Shoot
I was in Tulsa earlier this week to shoot a commercial (I feel quite glamorous saying that)… Okay, I was in Tulsa doing a few voice-overs and lead-ins for some commercial spots that we have purchased to run on selected cable channels in strategic area codes of northwest Houston over the next few months, thanks to Tim Davis’ creative outreach planning. We’ll be showing the spots to WHCC folks over the next few weeks to let you know what we’re airing.
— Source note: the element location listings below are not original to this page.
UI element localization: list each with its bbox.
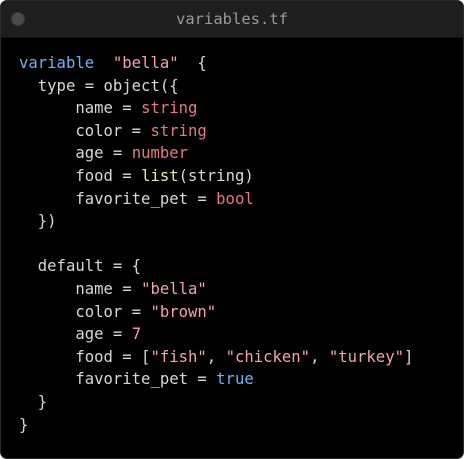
code-line-2: type = object({ (37, 76, 179, 95)
code-line-8: }) (37, 212, 57, 231)
code-line-15: favorite_pet = true (75, 370, 254, 389)
code-line-5: age = number (75, 144, 189, 163)
code-line-17: } (19, 415, 29, 434)
keyword-variable: variable (19, 54, 95, 72)
code-line-6: food = list(string) (75, 166, 254, 185)
variable-name: "bella" (112, 54, 179, 72)
code-line-3: name = string (75, 99, 198, 118)
code-line-16: } (37, 392, 48, 411)
code-block: variable "bella" { type = object({ name … (19, 52, 413, 436)
code-line-13: age = 7 (75, 325, 142, 344)
editor-window: variables.tf variable "bella" { type = o… (0, 0, 464, 459)
code-line-12: color = "brown" (75, 302, 217, 321)
code-line-10: default = { (37, 257, 142, 276)
window-title: variables.tf (176, 10, 288, 28)
open-brace: { (197, 54, 207, 72)
code-line-1: variable "bella" { (19, 52, 413, 75)
code-line-11: name = "bella" (75, 279, 207, 298)
code-line-4: color = string (75, 121, 207, 140)
code-line-7: favorite_pet = bool (75, 189, 254, 208)
code-line-14: food = ["fish", "chicken", "turkey"] (75, 347, 414, 366)
title-bar: variables.tf (1, 1, 463, 38)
The whole 26-hour trip was interesting for me. Tulsa is a pleasant city; reminds me of a big Abilene – nice people, nothing fancy. My guess is that people who live there love it. I arrived at the studio an hour early because I had given myself extra time to get through the morning rush hour. Ha! I’ve endured more traffic getting out of my subdivision in Houston
So I pull up to the New Millennium office on a quiet street and it’s basically a townhome with a big garage that serves as a studio, or else a big studio room with an apartment above it. What catches my attention are the motorcycles, boat, and sport coupes outside, and the guys (plural) dressed in black with bald heads setting up equipment inside. As I step out of my Chrysler rental car with my Buzz Lightyear haircut and spiffy coat-tie ensemble I can swear I hear alarms go off and a voice boom “Preacher on premises.” Suffice it to say no one mistakes me for Bono.
I found the whole thing very inspiring. The company we contracted with, Faith Highway (they were renting the studio from New Millennium), is a Christian organization which provides media (television, web, and print) services for various Christian ministries. After my shoot was over they were going to film some testimonies for a local church to be aired on the church’s website.
I say I found the whole thing inspiring for a number of reasons. First, I think Christian organizations and churches need to be media savvy and to utilize elements of media as a tool for proclaiming the gospel message. It’s part of the fabric of our lives, a kind of “coin of the realm,” so we should be conversant with it. I am glad WHCC is doing this.
But a deeper reason I felt inspired, and this is harder to put into words, is that everyone in the group doing the shoot was younger (than me) and I felt a palpable sense of mission in what they were doing. One of them led a prayer before we began; he had been a children and youth minister before joining Faith Highway. What I felt from them reinforced something I have read often in the past few years, namely, that the 20’s and 30’s generation of Christians is idealistic and committed to following Jesus, often making economic and vocational sacrifices to pursue a mission for God, even as they grow impatient with the institutional “church as usual.” I guess you could say I was inspired by the entrepreneurial, idealistic, creative and “pioneer” atmosphere I experienced, as well as impressed by the professionalism.
We finished early (yours truly nailed all his lines) so I had a couple of hours to kill at a Borders bookstore before my flight. Tough life, eh? I returned energized; it’s refreshing to see new vistas for sharing the timeless message of Christ. Shoot away.